Background: During past few years it have been shown that mutations in transforming growth factor ß-indused gene (TGFBI, also called BIGH3) are the molecular basis for six autosomal-dominant corneal stromal dystrophies (CD) that have been divided into four sybtypes, including granular dystrophy, lattice dystrophy, the combined lattice-granular dystrophy and honeycomb-shaped dystrophy.
Patients and methods: The exon 4th of BIGH3 gene mutant variants (R124L, R124C, R124H mutations), clinical, histological and ultrastructural analysis for 21 subjects from 13 unrelated CD-families from Ukraine have been performed. Light microscopy and transmission electron microscopy were performed on corneal specimens obtained during keratoplasty. After genomic DNA extraction from peripheral blood leukocytes of each family member, exon 4 of the TGFBI gene was amplified by polymerase chain reaction (PCR) with following Rsrll restriction digestion and agarose gel electrophoresis analysis.

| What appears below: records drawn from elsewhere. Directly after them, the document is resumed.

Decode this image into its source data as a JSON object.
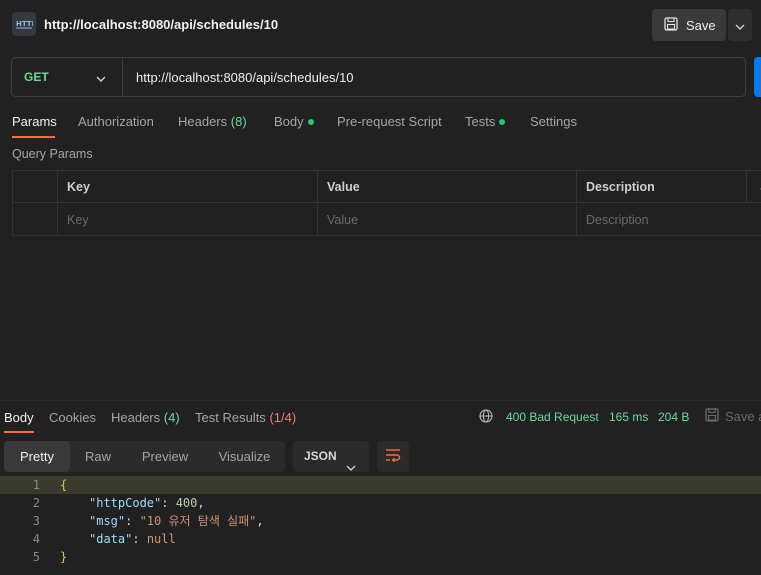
{
  "request": {
    "title": "http://localhost:8080/api/schedules/10",
    "method": "GET",
    "url": "http://localhost:8080/api/schedules/10",
    "save_label": "Save"
  },
  "request_tabs": [
    {
      "label": "Params",
      "active": true
    },
    {
      "label": "Authorization"
    },
    {
      "label": "Headers",
      "count": "(8)"
    },
    {
      "label": "Body",
      "dot": true
    },
    {
      "label": "Pre-request Script"
    },
    {
      "label": "Tests",
      "dot": true
    },
    {
      "label": "Settings"
    }
  ],
  "query_params": {
    "section_label": "Query Params",
    "columns": [
      "Key",
      "Value",
      "Description"
    ],
    "placeholders": [
      "Key",
      "Value",
      "Description"
    ]
  },
  "response": {
    "tabs": [
      {
        "label": "Body",
        "active": true
      },
      {
        "label": "Cookies"
      },
      {
        "label": "Headers",
        "count": "(4)"
      },
      {
        "label": "Test Results",
        "count": "(1/4)"
      }
    ],
    "status": "400 Bad Request",
    "time": "165 ms",
    "size": "204 B",
    "save_label": "Save a",
    "views": [
      "Pretty",
      "Raw",
      "Preview",
      "Visualize"
    ],
    "format": "JSON",
    "body_lines": [
      {
        "num": "1",
        "text": "{"
      },
      {
        "num": "2",
        "key": "\"httpCode\"",
        "value": "400",
        "trail": ","
      },
      {
        "num": "3",
        "key": "\"msg\"",
        "value": "\"10 유저 탐색 실패\"",
        "trail": ","
      },
      {
        "num": "4",
        "key": "\"data\"",
        "value": "null",
        "trail": ""
      },
      {
        "num": "5",
        "text": "}"
      }
    ]
  },
  "colors": {
    "accent": "#ff6c37",
    "success": "#6bdd9a",
    "error": "#f27c72",
    "send": "#097bed"
  },
  "icons": [
    "http-icon",
    "save-icon",
    "chevron-down-icon",
    "globe-icon",
    "wrap-lines-icon",
    "more-icon"
  ]
}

Results and discussion: The mutant allele was detected for 8 of 11 patients with family history of lattice corneal dystrophy for precise mutations detection the sequence analysis of exon 4th of BIGH3 gene will be performed. In all this cases clinical diagnosis was confirmed by results of histological and ultrastructural analysis. However, besides these stereotyped forms, differential histologic diagnosis of atypical forms remains difficult, and these forms could misdiagnosed. We have suggested that negative mutation analysis results for three other patients are connected with wide genetic heterogenety of corneal dystrophy.
Conclusions: TGFBI gene mutations analysis is important for early differential diagnosis of CD and genetic consulting in high risk families, and in future development of effective preventive therapy.